Le paquet d'hiver s'inscrit dans le cycle annuel de coordination des politiques économiques au niveau de l'UE, le Semestre européen. Il fait suite à la publication, en novembre, de l'examen annuel de la croissance 2019 et de la recommandation concernant la zone euro (paquet d'automne), qui fixaient les priorités pour l'année à venir au niveau européen. Il met maintenant l'accent sur la dimension nationale du Semestre européen.
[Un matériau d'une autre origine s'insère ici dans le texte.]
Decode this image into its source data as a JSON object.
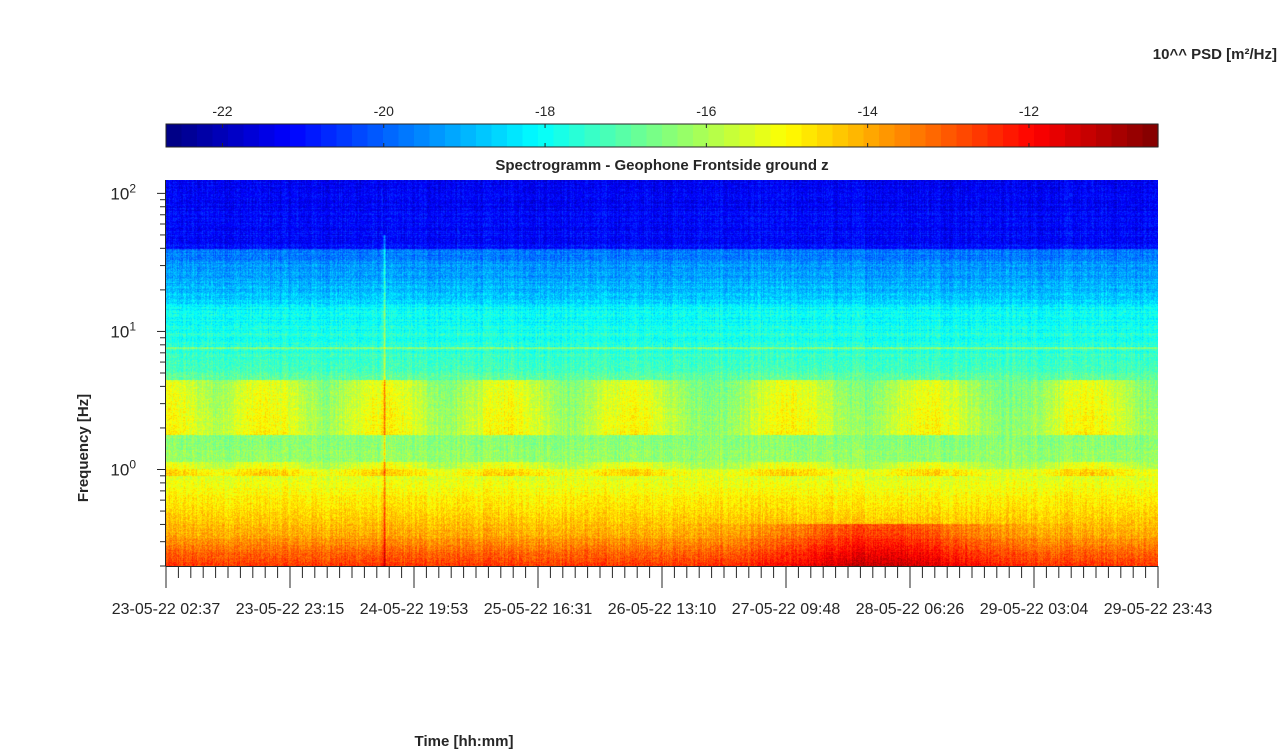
{
  "chart_data": {
    "type": "heatmap",
    "title": "Spectrogramm - Geophone Frontside ground z",
    "xlabel": "Time [hh:mm]",
    "ylabel": "Frequency [Hz]",
    "colorbar_label": "10^^ PSD [m²/Hz]",
    "colormap": "jet",
    "colorbar_range": [
      -22.7,
      -10.4
    ],
    "colorbar_ticks": [
      {
        "value": -22,
        "label": "-22"
      },
      {
        "value": -20,
        "label": "-20"
      },
      {
        "value": -18,
        "label": "-18"
      },
      {
        "value": -16,
        "label": "-16"
      },
      {
        "value": -14,
        "label": "-14"
      },
      {
        "value": -12,
        "label": "-12"
      }
    ],
    "y_scale": "log",
    "ylim": [
      0.2,
      125
    ],
    "y_ticks": [
      {
        "value": 1,
        "base": "10",
        "exp": "0"
      },
      {
        "value": 10,
        "base": "10",
        "exp": "1"
      },
      {
        "value": 100,
        "base": "10",
        "exp": "2"
      }
    ],
    "x_ticks": [
      "23-05-22 02:37",
      "23-05-22 23:15",
      "24-05-22 19:53",
      "25-05-22 16:31",
      "26-05-22 13:10",
      "27-05-22 09:48",
      "28-05-22 06:26",
      "29-05-22 03:04",
      "29-05-22 23:43"
    ],
    "x_minor_ticks_per_interval": 10,
    "grid": false,
    "colorbar_position": "top"
  }
}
Il se fonde sur les dernières données des prévisions économiques de l'hiver 2019 de la Commission et s'appuie sur le dialogue permanent mené avec les autorités et les parties prenantes des États membres pour examiner les progrès accomplis au fil du temps. Les rapports par pays fournissent aux États membres une base sur laquelle ils pourront bâtir leurs programmes nationaux d'ici à la mi-avril et sous-tendront les recommandations par pays qui seront adoptées par la Commission par la suite dans le courant du printemps (paquet de printemps).

 

Appendice - Conclusions tirées des bilans approfondis pour chaque État membre

La Bulgarie présente des déséquilibres. Les vulnérabilités du secteur financier s'accompagnent d'un niveau d'endettement élevé et de prêts improductifs dans le secteur des entreprises. La position extérieure nette s'est améliorée sous l'effet d'une croissance soutenue et des excédents importants de la balance courante. Des mesures ont été prises pour renforcer la stabilité du secteur financier. Les banques et les autres sociétés financières ont réalisé de nouvelles avancées en ce qui concerne la mise en œuvre des recommandations adressées à la suite des examens de la qualité des actifs et des bilans, et la surveillance a été renforcée. Toutefois, les fragilités liées à la faiblesse de la gouvernance, à la qualité des actifs et à la surveillance subsistent, alors que de nouvelles difficultés apparaissent dans le secteur des assurances. La robustesse de la croissance a permis la poursuite du désendettement privé et une nouvelle baisse du ratio de prêts improductifs, mais l'encours de prêts improductifs dans le secteur des entreprises reste élevé. Alors que des progrès ont été accomplis pour ce qui est de la lutte contre les sources des déséquilibres, la mise en œuvre intégrale et le suivi des réformes entreprises récemment en matière de surveillance et de gouvernance dans le secteur bancaire et le secteur financier non bancaire seront cruciales. Une action plus résolue s'impose également en vue de réduire l'encours des prêts improductifs et d'achever la réforme du cadre en matière d'insolvabilité.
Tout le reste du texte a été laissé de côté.